Anna Marienfeld (AM): Wir befinden uns im Jahr 2024. Und die Zuschauer:innen, die zugleich Spieler:innen sind, werden darüber informiert, dass eine unbekannte Gruppierung das Parlament gestürmt hat. Noch sind die Forderungen dieser Gruppierung unklar, allerdings wurden Livestreams von dieser Bewegung angekündigt. Politik und Einsatzkräfte halten sich zurück, um eine Eskalation zu verhindern, weil nicht klar ist, ob die Täter:innen bewaffnet sind. In diese Situation werden die Spieler:innen reingeworfen.

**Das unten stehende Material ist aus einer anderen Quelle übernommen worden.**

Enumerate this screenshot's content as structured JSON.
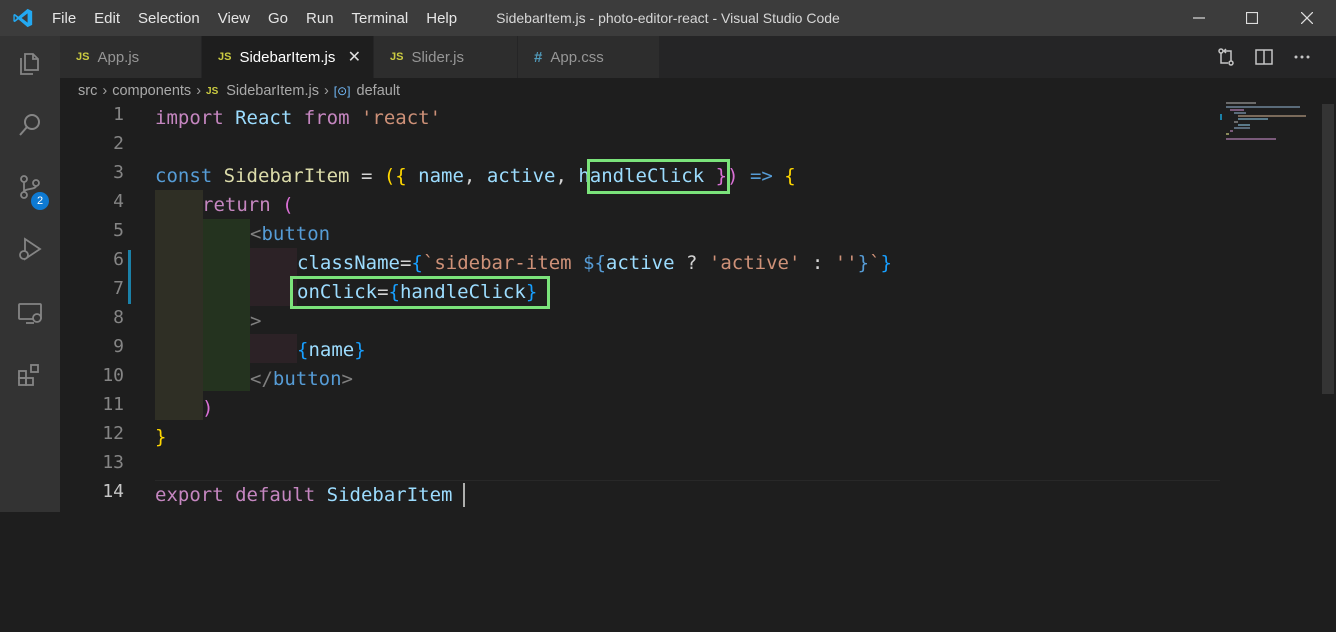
{
  "titlebar": {
    "menu": [
      "File",
      "Edit",
      "Selection",
      "View",
      "Go",
      "Run",
      "Terminal",
      "Help"
    ],
    "window_title": "SidebarItem.js - photo-editor-react - Visual Studio Code"
  },
  "activity_bar": {
    "items": [
      "explorer-icon",
      "search-icon",
      "source-control-icon",
      "run-debug-icon",
      "remote-explorer-icon",
      "extensions-icon"
    ],
    "scm_badge": "2"
  },
  "tabs": [
    {
      "icon": "JS",
      "label": "App.js",
      "active": false
    },
    {
      "icon": "JS",
      "label": "SidebarItem.js",
      "active": true
    },
    {
      "icon": "JS",
      "label": "Slider.js",
      "active": false
    },
    {
      "icon": "#",
      "label": "App.css",
      "active": false
    }
  ],
  "breadcrumb": {
    "parts": [
      "src",
      "components"
    ],
    "file_icon": "JS",
    "file": "SidebarItem.js",
    "symbol": "default"
  },
  "editor": {
    "line_numbers": [
      "1",
      "2",
      "3",
      "4",
      "5",
      "6",
      "7",
      "8",
      "9",
      "10",
      "11",
      "12",
      "13",
      "14"
    ],
    "current_line": "14",
    "l1": {
      "kw": "import",
      "name": "React",
      "from": "from",
      "mod": "'react'"
    },
    "l3": {
      "kw": "const",
      "name": "SidebarItem",
      "eq": " = ",
      "open": "({ ",
      "p1": "name",
      "c1": ", ",
      "p2": "active",
      "c2": ", ",
      "p3": "handleClick",
      "close": " })",
      "arrow": " => ",
      "brace": "{"
    },
    "l4": {
      "kw": "return",
      "paren": " ("
    },
    "l5": {
      "lt": "<",
      "tag": "button"
    },
    "l6": {
      "attr": "className",
      "eq": "=",
      "ob": "{",
      "tick": "`",
      "text": "sidebar-item ",
      "dol": "${",
      "id": "active",
      "q": " ? ",
      "s1": "'active'",
      "colon": " : ",
      "s2": "''",
      "cb": "}",
      "tick2": "`",
      "end": "}"
    },
    "l7": {
      "attr": "onClick",
      "eq": "=",
      "ob": "{",
      "id": "handleClick",
      "cb": "}"
    },
    "l8": {
      "gt": ">"
    },
    "l9": {
      "ob": "{",
      "id": "name",
      "cb": "}"
    },
    "l10": {
      "lt": "</",
      "tag": "button",
      "gt": ">"
    },
    "l11": {
      "paren": ")"
    },
    "l12": {
      "brace": "}"
    },
    "l14": {
      "kw": "export",
      "kw2": "default",
      "name": "SidebarItem"
    }
  }
}
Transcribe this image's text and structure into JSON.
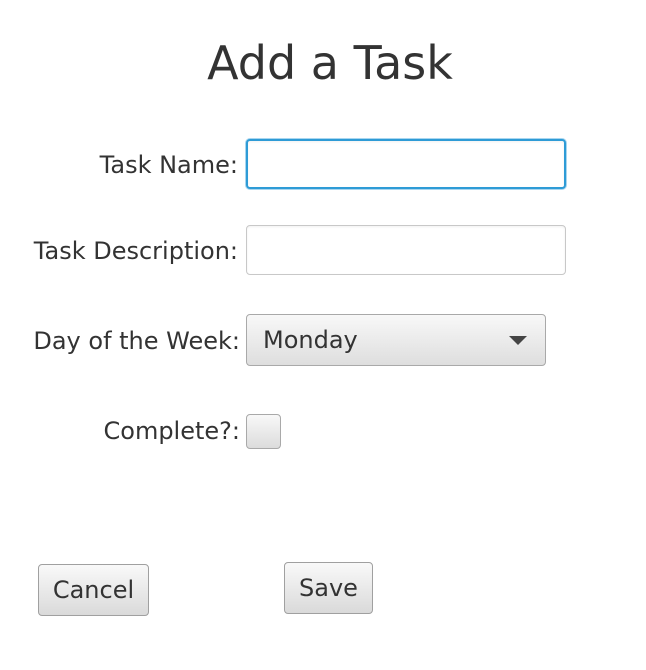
{
  "window": {
    "title": "Add a Task"
  },
  "form": {
    "task_name": {
      "label": "Task Name:",
      "value": "",
      "placeholder": ""
    },
    "task_description": {
      "label": "Task Description:",
      "value": "",
      "placeholder": ""
    },
    "day_of_week": {
      "label": "Day of the Week:",
      "selected": "Monday"
    },
    "complete": {
      "label": "Complete?:",
      "checked": false
    }
  },
  "actions": {
    "cancel_label": "Cancel",
    "save_label": "Save"
  },
  "icons": {
    "dropdown": "chevron-down-icon"
  },
  "colors": {
    "focus_ring": "#2e9bd6",
    "text": "#333333",
    "background": "#ffffff"
  }
}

Björn Gabriel (BG): Es kommt noch ein anderer Umstand als Ausgangspunkt unseres Spiels dazu. Für uns tickt eine Uhr, die uns zum Handeln zwingt: Die Klimakatastrophe. Und diese beiden Vorgänge versuchen wir zusammenzubringen. Das Machtvakuum entspricht dabei dem Nichthandeln in Sachen Klima. Zwischen diesen Parametern entwickelt sich gerade unsere Erzählung. Während wir bei unseren bisherigen Produktionen meist von der Literatur ausgegangen sind, gehen wir nun von den Strukturen des Gamings aus und versuchen, mit unserem Programmierer Tobias Weikamp unsere Rahmenhandlung auf die Spiele, die er sonst entwirft, anzupassen.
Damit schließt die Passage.